John Henley: Regular Dirty
@ slow
2153 W 21st Street
Opening Saturday, August 30th, from 6PM - 9PM
On view through Friday, September 27th
Enough time in a room full of men and the stories turn blue. It’s just a thing.
Maintenance chores are all about desire for the good life. Maybe that should be edited down: Maintenance chores are all about desire. Present your space in its best light. Present your body groomed, worked out, and postured with confidence.

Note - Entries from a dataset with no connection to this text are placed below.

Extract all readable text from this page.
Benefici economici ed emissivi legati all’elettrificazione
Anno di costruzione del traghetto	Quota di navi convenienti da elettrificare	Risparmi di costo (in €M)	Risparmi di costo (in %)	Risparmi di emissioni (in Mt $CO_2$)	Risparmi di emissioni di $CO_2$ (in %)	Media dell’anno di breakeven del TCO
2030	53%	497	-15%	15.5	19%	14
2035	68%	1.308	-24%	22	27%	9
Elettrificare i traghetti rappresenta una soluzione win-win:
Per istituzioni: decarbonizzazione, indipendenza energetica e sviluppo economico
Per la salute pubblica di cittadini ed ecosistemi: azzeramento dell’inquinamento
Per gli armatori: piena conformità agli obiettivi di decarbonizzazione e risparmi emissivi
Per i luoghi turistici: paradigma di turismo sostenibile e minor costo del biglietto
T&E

John Henley’s work is sexy and explicit and populated with hot men in various degrees of undress. Usually men and not boys and enough women to keep it human. Regular, attainable, hard working, ordinary. But something else entirely is going on here. The images are about desire, but desire shifts under your feet so it is difficult to differentiate between hot sex or clean sheets, a room addition to your home or decent cup of coffee. John’s lexicon of desire is no euphemism for prurient subject matter. It is really stuff he wants and can reasonably expect to work a little and get on a pretty consistent basis. String small attainments together, and a good life is under construction. Lived in the context of community that works together, loves together, and occasionally has spats and tension. There is spectacle and illusion but never really anything that amounts to drama. Not a simple compilation. Episodic structures that contain ruptures, re-do’s and parallaxes. The sex bits are there and not in some mournful way that isolates, hides in shame, or relegates to magical thinking. Bits bumping against bits for the bump of it and then back to work. Matter-of-fact without becoming brazen nor losing heat. Emotions and the daily grind all part of a connection.
John’s painting is about what you see and can’t say. An expanse of deep blue can relax a troubled mind, well up into deep and weighty sadness, or inflame a randy impulse to grope and thrust. It may describe a bucolic lake or a dreamy stare upwards. It may be word play. Blue as in dirty. Blue as in melancholic. Blue as in blue. Trying to say how all those things work inside images built on subject matter and narrative structures is a fool’s errand. John’s paintings color like that. Color schemes that pretend to be simplified and maybe simply found. Worked like paint. Strokes and gestures. The every day of it all. Lines that carry awkward bulges. Flattened perspective pushing against illusionistic expanses. The crummy cardstock he paints on so the art is not so very fine.
John’s accessible narratives unfold without pandering or dumbing down. We know how he made every move, but we easily get caught up in his scene. Stay a while and see how it pans out.